Após uma ligeira pausa, por motivos simultaneamente anímicos e de falta de tempo livre, faço hoje uma nova entrada, sobretudo para garantir que este blog não está morto. Não tenho muito tempo nem grande assunto (nem em termos de críticas, nem em termos de sugestões), mas tentarei arranjar qualquer coisa. O quê? Bem, acho que vou buscar uma ideia de entrada na qual já tinha vindo a ruminar há algum tempo: o ensino da Filosofia. É um assunto que, apesar de tudo, ainda é importante e significativo, sobretudo se a ideia é desenvolver uma juventude (e futura sociedade) ideologicamente desenvolvida e activa. Que, muito provavelmente, não é, pelo menos para os poderes instituídos, para os lobbies e para as demais entidades parasíticas do bem comum que se têm vindo a acumular com a degeneração do propósito inicial do estabelecimento desta sociedade. Mas não é este o assunto.

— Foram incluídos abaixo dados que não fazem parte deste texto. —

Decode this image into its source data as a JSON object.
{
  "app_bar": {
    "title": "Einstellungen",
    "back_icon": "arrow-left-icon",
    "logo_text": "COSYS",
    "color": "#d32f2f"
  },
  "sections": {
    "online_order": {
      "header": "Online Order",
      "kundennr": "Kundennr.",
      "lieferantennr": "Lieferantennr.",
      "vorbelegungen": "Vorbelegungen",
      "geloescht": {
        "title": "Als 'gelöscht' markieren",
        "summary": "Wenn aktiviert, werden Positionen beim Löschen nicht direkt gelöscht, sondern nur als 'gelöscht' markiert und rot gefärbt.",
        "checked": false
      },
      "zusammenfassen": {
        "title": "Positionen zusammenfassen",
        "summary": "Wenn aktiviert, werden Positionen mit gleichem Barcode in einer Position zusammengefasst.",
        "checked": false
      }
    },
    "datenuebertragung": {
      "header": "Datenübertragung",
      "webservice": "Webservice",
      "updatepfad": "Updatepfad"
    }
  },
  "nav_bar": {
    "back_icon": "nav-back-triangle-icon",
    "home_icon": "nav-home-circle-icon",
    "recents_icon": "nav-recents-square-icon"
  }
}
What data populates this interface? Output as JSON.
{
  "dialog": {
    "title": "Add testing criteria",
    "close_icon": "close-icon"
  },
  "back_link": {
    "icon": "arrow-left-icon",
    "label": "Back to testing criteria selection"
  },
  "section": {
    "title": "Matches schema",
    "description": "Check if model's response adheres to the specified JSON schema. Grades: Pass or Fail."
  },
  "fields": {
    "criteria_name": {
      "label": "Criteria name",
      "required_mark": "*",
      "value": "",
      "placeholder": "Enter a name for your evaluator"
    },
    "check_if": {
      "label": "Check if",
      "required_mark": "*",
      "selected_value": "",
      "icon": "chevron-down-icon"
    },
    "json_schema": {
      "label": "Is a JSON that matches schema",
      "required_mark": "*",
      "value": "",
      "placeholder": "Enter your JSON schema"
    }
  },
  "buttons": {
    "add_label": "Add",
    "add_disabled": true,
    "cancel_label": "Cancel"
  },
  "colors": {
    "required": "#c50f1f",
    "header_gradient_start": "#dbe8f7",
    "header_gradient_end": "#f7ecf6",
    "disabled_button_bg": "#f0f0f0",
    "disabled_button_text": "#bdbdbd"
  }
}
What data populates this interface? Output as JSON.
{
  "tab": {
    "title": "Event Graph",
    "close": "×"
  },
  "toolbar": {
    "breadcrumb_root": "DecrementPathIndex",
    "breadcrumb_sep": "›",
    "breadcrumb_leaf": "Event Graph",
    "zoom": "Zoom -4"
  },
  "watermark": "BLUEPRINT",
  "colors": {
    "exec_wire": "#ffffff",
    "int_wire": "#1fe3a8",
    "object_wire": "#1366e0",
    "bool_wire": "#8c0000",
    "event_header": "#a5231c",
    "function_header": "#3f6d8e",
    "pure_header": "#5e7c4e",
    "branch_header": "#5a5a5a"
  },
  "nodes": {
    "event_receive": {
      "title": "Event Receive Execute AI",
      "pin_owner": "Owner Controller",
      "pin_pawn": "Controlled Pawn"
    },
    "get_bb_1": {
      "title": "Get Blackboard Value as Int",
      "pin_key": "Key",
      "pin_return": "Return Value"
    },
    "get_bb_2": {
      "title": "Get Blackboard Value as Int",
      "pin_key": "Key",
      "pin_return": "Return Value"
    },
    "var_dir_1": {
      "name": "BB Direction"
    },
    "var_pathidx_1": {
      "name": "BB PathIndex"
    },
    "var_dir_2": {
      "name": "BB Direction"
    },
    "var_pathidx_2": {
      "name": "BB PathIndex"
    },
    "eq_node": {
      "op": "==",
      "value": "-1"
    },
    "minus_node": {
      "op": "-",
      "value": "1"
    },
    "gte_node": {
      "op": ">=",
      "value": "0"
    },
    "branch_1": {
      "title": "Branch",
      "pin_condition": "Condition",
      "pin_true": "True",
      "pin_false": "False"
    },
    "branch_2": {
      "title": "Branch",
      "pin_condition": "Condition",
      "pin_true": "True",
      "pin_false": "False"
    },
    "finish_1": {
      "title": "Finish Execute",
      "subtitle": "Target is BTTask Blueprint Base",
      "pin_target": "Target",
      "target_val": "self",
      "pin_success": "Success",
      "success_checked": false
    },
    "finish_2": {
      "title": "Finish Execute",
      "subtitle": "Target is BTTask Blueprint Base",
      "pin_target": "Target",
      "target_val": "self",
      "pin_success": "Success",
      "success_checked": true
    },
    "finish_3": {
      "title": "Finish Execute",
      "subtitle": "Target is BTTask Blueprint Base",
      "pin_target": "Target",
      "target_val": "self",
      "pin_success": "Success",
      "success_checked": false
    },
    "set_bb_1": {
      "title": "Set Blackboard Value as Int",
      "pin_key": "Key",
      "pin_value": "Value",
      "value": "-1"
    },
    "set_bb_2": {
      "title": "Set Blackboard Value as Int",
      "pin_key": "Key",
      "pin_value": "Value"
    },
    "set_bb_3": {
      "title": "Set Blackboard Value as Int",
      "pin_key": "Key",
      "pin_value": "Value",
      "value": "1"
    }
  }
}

Hoje, quero falar da forma como é ensinada (e, talvez, percepcionada) a Filosofia. A organização do programa, regra geral, está feita de modo a recompensar a memorização, em detrimento do raciocínio e do conhecimento verdadeiro, coisa que já referi; esta disciplina não escapa a isto. A maioria do tempo é gasto (não apenas utilizado) na explanação de diversas teorias de diversos filósofos ao longo dos tempos; é, depois, essa matéria que acaba por ser avaliada através dos (indesejáveis) testes.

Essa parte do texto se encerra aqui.